Não foi capaz de dormir, e o cansaço agora pesava em seu corpo. Mesmo com os olhos ardendo, não era capaz de encontrar descanso, pois sempre que o sono parecia prestes a dominá-lo, um barulho estranho, principalmente os que pareciam vir do andar de cima, o fazia questionar se era real ou sua cabeça estava projetando coisas, a sensação de inquietude piorando a cada segundo.

Decidido a se distrair e buscar um pouco de clareza na mente, Jisung se levantou e começou a explorar os corredores da casa. Era uma decisão estranha, sem dúvida, ainda mais na residência da pessoa que tinha muito a lucrar por sua cabeça. Mas a curiosidade o puxava adiante, e naquele momento o que ele mais precisava era de uma distração.

A casa de Minho era muito maior do que imaginara. Havia várias salas e longos corredores que pareciam se estender infinitamente. Muitas portas estavam trancadas e cobertas por uma camada de poeira, como se o tempo tivesse parado ali. Em cada passo que dava notava quadros rasgados pendurados nas paredes, suas imagens distorcidas quase irreconhecíveis.
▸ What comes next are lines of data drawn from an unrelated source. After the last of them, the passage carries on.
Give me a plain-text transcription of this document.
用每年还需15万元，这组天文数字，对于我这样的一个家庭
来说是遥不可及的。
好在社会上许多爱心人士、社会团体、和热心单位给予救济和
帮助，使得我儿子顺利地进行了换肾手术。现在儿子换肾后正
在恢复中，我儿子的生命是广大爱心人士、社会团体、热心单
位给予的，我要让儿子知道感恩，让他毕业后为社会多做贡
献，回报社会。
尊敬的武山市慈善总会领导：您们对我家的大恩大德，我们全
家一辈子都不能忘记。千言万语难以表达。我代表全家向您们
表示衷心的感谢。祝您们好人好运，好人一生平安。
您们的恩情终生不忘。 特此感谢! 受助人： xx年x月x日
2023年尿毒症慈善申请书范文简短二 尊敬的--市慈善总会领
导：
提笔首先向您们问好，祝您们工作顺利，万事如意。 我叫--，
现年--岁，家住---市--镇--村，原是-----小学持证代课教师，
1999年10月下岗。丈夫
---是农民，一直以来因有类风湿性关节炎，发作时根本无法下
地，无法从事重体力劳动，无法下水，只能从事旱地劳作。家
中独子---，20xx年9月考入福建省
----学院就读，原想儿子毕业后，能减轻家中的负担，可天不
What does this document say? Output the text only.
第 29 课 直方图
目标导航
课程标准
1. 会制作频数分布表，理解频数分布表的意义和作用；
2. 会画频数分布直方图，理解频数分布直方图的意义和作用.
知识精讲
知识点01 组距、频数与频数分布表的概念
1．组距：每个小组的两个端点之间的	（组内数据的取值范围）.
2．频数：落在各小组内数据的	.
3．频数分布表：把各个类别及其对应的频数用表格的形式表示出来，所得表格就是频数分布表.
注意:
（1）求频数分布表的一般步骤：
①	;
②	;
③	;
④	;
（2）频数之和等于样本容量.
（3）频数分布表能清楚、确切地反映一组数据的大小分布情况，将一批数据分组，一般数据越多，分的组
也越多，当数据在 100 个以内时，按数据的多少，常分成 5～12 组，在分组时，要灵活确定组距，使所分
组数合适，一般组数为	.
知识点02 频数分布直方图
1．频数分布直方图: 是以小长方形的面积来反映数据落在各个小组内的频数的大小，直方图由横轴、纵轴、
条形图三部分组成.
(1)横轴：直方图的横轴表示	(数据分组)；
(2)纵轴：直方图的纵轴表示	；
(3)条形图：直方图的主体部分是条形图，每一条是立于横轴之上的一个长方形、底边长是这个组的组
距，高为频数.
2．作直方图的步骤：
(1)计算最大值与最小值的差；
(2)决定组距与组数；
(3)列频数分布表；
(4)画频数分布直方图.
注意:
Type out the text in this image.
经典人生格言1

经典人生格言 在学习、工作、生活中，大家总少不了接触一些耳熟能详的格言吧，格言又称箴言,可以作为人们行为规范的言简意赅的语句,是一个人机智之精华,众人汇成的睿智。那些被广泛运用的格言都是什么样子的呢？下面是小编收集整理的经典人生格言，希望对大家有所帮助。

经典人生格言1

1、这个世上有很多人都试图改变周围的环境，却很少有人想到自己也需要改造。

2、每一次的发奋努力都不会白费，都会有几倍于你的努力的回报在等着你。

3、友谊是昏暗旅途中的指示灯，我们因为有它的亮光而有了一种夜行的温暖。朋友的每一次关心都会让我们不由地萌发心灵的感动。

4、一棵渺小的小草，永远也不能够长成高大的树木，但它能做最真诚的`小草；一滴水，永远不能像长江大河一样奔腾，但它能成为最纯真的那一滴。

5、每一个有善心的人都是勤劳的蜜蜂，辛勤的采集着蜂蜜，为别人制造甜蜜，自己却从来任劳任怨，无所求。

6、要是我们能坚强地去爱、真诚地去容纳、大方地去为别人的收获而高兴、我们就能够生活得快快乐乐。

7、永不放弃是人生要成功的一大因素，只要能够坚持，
Respingos de sangue velho manchavam as paredes e o chão em alguns lugares quase imperceptíveis, isso só aumentava a sensação de desconforto que o acompanhava a um certo tempo. O corredor estreito parecia se fechar ao seu redor, um frio subindo em sua espinha conforme avançava.

Uma porta, porém, chamou sua atenção, e ele parou para diante dela. Decorada com adesivos que um dia foram coloridos, corações em néon, um contraste gritante com o ambiente opressivo e neutro da casa. Aquele toque de cor parecia a única fonte de alegria dentro daquela residência, quase como se estivesse tentando esconder alguma coisa.

Quando estava prestes a tocar na maçaneta prateada, uma mão firme pousou em seu ombro. Ele se virou rapidamente, seu coração disparando pelo susto, e não se acalmou ao perceber que era Minho. O rosto dele estava marcado por uma expressão de descontentamento intenso, embora seu humor geralmente fosse ácido, havia algo mais intenso em sua raiva desta vez.

— O que você tá fazendo aqui? — Minho disparou com voz firme e arrogante, seus olhos quase lançando chamas de indignação. — Ninguém pode entrar nesse corredor!

A reação de Jisung foi imediata, ele ergueu as mãos em um gesto defensivo, tentando acalmar a situação como dava.

— Eu só não sabia… Só estava procurando pelo banheiro. — respondeu ele, dando de ombros nervosamente enquanto tentava esconder o medo que crescia dentro dele. — Sinto muito.

— Só sai logo daqui.

Com passos hesitantes e uma sensação crescente de desespero, ele se afastou do corredor, desejando ter escolhido qualquer outro lugar para explorar naquela noite totalmente estranha. O desconforto entre eles era evidente e parecia se estender a cada segundo que Jisung ficava ali. Enquanto saía lentamente da presença de Minho, se sentiu como se estivesse escapando de um labirinto cheio de armadilhas invisíveis.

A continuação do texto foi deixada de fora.